Collaboration Bottleneck: TML’s term for the structural limitation imposed by turn-based interfaces that prevents users from naturally interrupting, pointing, correcting, or interacting fluidly with AI.
Visual Proactivity: The ability of a model to initiate speech or action based on changes in the visual environment without waiting for an audio prompt.
Background Model: The second component of TML’s two-part system, handling long-form reasoning, tool use, browsing, and agentic tasks while the interaction model maintains the live user-facing conversation.
TimeSpeak: TML’s benchmark measuring whether a model can initiate speech at user-specified times with correct content.
QSpeak: TML’s benchmark measuring whether a model speaks at the contextually appropriate moment with semantically correct responses.
Unlock Index / Unlock Score: A proposed alternative to traditional benchmarks that measures how many and what types of new use cases a model enables, rather than performance on existing tasks.
DeployCo (OpenAI Deployment Company): OpenAI’s newly launched forward-deployed engineering joint venture to help enterprises implement AI at scale.
SPV (Special Purpose Vehicle): A legal holding entity used in finance; in the AI context, unauthorized SPVs have been used to offer exposure to private company stock outside official transfer approval processes.
Capability Overhang: The gap between what AI models can theoretically do and what enterprises are actually extracting from them due to implementation and adoption challenges.

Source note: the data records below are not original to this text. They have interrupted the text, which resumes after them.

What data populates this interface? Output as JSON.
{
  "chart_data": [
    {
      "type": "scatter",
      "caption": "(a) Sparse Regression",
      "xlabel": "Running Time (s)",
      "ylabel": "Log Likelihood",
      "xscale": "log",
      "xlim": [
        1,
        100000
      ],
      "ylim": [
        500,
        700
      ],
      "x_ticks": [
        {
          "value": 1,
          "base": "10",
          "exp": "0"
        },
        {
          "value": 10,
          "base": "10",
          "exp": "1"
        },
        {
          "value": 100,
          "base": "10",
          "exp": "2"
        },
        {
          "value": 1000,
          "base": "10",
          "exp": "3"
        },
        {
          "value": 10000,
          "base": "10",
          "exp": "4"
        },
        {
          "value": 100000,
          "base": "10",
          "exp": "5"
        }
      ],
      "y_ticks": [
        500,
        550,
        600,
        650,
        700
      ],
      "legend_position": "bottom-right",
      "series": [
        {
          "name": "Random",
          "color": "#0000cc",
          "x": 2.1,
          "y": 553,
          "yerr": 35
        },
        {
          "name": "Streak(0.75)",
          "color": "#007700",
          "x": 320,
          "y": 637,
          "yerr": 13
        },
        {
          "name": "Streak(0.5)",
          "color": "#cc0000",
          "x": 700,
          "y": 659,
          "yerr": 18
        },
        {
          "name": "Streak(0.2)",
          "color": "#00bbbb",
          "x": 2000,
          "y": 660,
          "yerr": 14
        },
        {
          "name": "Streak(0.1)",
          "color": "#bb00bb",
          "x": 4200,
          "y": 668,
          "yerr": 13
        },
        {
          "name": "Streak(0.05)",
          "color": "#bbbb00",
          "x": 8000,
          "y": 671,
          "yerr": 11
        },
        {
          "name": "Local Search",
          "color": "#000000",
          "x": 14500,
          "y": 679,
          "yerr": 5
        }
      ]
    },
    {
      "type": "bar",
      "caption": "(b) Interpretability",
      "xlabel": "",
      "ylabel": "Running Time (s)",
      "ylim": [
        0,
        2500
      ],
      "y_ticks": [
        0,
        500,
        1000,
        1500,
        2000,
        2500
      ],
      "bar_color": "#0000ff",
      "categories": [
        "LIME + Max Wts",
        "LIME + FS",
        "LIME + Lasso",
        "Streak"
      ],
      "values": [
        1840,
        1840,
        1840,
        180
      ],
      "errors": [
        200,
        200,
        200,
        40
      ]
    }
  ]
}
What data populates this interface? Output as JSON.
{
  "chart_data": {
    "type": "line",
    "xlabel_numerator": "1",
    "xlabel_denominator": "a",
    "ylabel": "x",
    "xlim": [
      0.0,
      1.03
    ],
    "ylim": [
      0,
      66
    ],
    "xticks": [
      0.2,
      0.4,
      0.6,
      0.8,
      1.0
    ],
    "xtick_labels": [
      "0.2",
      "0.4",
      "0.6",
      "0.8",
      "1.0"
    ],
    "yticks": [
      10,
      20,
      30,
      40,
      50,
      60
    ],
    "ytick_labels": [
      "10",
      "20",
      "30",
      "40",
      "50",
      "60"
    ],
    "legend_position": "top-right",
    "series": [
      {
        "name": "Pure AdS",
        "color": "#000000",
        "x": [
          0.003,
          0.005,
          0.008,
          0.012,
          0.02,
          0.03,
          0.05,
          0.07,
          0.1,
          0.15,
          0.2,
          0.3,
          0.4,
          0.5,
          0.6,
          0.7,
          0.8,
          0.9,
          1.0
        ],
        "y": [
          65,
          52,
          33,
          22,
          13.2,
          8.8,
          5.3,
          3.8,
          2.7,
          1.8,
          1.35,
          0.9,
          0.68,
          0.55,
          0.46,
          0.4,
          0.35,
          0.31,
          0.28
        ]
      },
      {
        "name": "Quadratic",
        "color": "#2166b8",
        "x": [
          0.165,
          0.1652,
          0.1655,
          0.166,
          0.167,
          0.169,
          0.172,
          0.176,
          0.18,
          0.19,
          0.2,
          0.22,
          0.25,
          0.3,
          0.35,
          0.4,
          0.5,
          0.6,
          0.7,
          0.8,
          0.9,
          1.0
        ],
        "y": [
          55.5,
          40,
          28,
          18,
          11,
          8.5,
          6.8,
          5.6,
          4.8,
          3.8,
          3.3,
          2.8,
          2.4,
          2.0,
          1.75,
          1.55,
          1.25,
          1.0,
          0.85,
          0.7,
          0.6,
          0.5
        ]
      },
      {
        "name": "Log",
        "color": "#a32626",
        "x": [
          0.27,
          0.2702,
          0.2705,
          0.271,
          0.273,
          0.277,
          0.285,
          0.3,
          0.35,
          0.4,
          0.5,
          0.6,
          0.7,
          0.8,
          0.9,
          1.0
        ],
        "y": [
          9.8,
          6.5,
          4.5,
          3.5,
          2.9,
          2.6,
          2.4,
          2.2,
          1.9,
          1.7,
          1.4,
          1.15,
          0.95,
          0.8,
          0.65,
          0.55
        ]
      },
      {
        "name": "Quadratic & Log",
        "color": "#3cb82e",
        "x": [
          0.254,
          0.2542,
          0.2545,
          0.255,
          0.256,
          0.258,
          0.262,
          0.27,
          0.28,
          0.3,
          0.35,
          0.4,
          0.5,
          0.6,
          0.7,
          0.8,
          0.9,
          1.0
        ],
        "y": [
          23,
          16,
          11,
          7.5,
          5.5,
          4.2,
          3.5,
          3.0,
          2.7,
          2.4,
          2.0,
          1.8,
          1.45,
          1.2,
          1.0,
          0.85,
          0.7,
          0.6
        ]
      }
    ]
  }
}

GUI Moment: Claire Birch’s metaphor for a future inflection point where AI interaction becomes as naturally accessible as a graphical interface was relative to the command line.

Summary

The central argument of this episode is that Thinking Machines Lab has identified a genuine architectural limitation in current AI systems — their turn-based, single-threaded nature — and has built a new class of model, the interaction model, designed from the ground up to engage in continuous, time-aware, multimodal interaction. By processing parallel input and output streams in 200-millisecond microturns and pairing a real-time user-facing model with a background reasoning and agentic model, TML’s system can do things no existing commercial real-time API can: visually proactive interjection, simultaneous translation, real-time contextual correction, and background search woven naturally into live conversation. The broader philosophical framing — articulated through the CLI-to-GUI analogy — is that current chat interfaces still require users to adapt to the machine, and that the next paradigm shift will occur when AI interaction becomes as natural and fluid as human-to-human communication. While the host and community acknowledge this capability gap may not remain unique to TML for long given how rapidly frontier labs iterate, the announcement is treated as a meaningful signal that persistent, real-time, multimodal interaction represents an emerging and important category of AI capability with significant implications for enterprise, education, and everyday use.